Tirza Magana, 48, is behind bars on a $10,000 bond, charged with endangering a child. She is the nanny a couple of parents in Midtown claim they caught on hidden camera abusing their baby.

Eyewitness News has learned Magana was in the family's home for five months, but what the parents say they watched after setting up a nanny cam for one day was enough to fire that woman and get the police involved.

Court documents say the nanny cam video shows Magana placing her hands over their child's nose and mouth.

"She places both hands over the complainants nose and mouth and applies force" and "causing the baby to flail about, struggling to breathe."

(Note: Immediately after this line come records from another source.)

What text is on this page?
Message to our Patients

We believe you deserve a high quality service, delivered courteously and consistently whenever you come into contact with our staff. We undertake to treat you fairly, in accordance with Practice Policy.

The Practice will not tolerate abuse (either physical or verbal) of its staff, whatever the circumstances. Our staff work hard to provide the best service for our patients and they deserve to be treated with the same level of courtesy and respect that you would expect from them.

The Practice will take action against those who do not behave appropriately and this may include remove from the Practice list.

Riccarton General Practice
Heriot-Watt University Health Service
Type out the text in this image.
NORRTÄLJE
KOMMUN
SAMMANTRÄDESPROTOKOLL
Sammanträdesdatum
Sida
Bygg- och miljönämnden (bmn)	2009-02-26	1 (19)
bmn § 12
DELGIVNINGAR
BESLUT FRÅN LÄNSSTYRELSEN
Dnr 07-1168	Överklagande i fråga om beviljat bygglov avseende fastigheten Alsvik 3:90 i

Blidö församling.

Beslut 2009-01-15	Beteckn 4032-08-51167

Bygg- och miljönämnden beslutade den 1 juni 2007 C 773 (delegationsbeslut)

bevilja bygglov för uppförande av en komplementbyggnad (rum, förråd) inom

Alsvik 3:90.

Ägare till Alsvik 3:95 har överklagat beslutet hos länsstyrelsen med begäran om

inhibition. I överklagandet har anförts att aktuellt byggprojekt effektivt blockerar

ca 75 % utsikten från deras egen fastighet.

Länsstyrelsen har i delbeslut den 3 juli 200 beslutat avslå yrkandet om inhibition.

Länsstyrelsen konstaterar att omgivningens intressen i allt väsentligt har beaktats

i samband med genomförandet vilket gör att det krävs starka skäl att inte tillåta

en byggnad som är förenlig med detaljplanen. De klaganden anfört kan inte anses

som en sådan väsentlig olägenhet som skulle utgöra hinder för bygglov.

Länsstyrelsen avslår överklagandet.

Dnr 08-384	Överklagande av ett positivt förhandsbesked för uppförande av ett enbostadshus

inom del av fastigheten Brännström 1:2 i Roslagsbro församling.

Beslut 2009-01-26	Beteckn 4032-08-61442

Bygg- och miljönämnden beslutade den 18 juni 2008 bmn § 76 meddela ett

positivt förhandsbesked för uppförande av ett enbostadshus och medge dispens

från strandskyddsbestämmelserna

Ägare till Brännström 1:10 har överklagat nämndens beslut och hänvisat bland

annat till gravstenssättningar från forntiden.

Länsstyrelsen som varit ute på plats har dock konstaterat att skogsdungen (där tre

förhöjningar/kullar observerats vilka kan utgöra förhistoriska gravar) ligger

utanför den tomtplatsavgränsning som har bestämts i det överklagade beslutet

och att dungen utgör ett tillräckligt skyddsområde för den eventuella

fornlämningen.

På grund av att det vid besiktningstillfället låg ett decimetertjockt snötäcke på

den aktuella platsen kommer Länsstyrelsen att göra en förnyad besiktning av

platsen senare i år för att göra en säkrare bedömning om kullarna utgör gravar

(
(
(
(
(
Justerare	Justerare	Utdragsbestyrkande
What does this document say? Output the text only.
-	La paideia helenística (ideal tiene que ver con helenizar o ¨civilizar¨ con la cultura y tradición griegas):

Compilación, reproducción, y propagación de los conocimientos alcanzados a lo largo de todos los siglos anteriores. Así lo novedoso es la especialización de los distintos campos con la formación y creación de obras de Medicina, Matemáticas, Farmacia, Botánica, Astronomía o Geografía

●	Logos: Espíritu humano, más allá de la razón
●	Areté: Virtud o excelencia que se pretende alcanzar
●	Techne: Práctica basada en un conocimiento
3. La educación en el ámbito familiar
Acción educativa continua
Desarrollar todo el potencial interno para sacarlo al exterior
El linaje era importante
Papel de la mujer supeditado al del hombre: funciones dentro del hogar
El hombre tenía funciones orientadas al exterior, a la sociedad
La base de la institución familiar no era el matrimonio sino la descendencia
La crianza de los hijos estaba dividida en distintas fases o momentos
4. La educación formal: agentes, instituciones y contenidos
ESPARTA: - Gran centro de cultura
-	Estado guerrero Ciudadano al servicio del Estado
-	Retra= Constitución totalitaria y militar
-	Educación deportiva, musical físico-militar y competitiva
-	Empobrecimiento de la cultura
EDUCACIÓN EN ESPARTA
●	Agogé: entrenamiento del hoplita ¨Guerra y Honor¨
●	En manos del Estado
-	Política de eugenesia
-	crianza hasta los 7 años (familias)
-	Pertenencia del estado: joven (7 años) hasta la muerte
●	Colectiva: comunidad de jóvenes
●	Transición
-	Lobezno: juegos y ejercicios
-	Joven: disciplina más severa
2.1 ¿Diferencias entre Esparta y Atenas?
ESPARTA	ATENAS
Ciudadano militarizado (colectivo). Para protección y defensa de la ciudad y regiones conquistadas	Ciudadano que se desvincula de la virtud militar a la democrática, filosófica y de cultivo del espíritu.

Police say another video shows Magana "holding the baby up by her head... as the child's dangling body made jerking movements."

Workers at Spy Emporium in Midtown told us they've heard tales like this before. They say a large portion of their hidden camera business comes from curious parents who want to keep an eye on their nannies through a wide-range of discreet devices.

"No, no I'm not surprised at all," said Angel Araiza with Spy Emporium. "DVD players, alarm clocks, radios, iPod dock stations, lamps, even tissue boxes."

Police say the couple who hired Magana set up their surveillance cameras back in May after noticing their 4-month-old daughter acting strange and lethargic.

No one answered when we showed up to Magana's listed address on the north side. Police say they interviewed Magana, who identified herself in the surveillance videos and reportedly admitted suffocating the baby multiple times each day over the course of a month. They say Magana also acknowledged that her actions could have killed the baby.

"Child care licensing does not regulate nannies. We do not regulate if someone comes into your home," said Gwen Carter with Child Protective Services.

She says parents need to be very cautious when hiring someone to care for their kids.

"When you decide to have a nanny or someone come into your home, you can do a criminal background check. Of course there are ways to do it online. However, you still need to be incredibly cautious because you may not know about that person's dealings with other agencies, including child care licensing or Child Protective Services," Carter said.

According to police, doctors told them the baby was at risk for suffocation and neck or spine injuries due to Magana's alleged actions.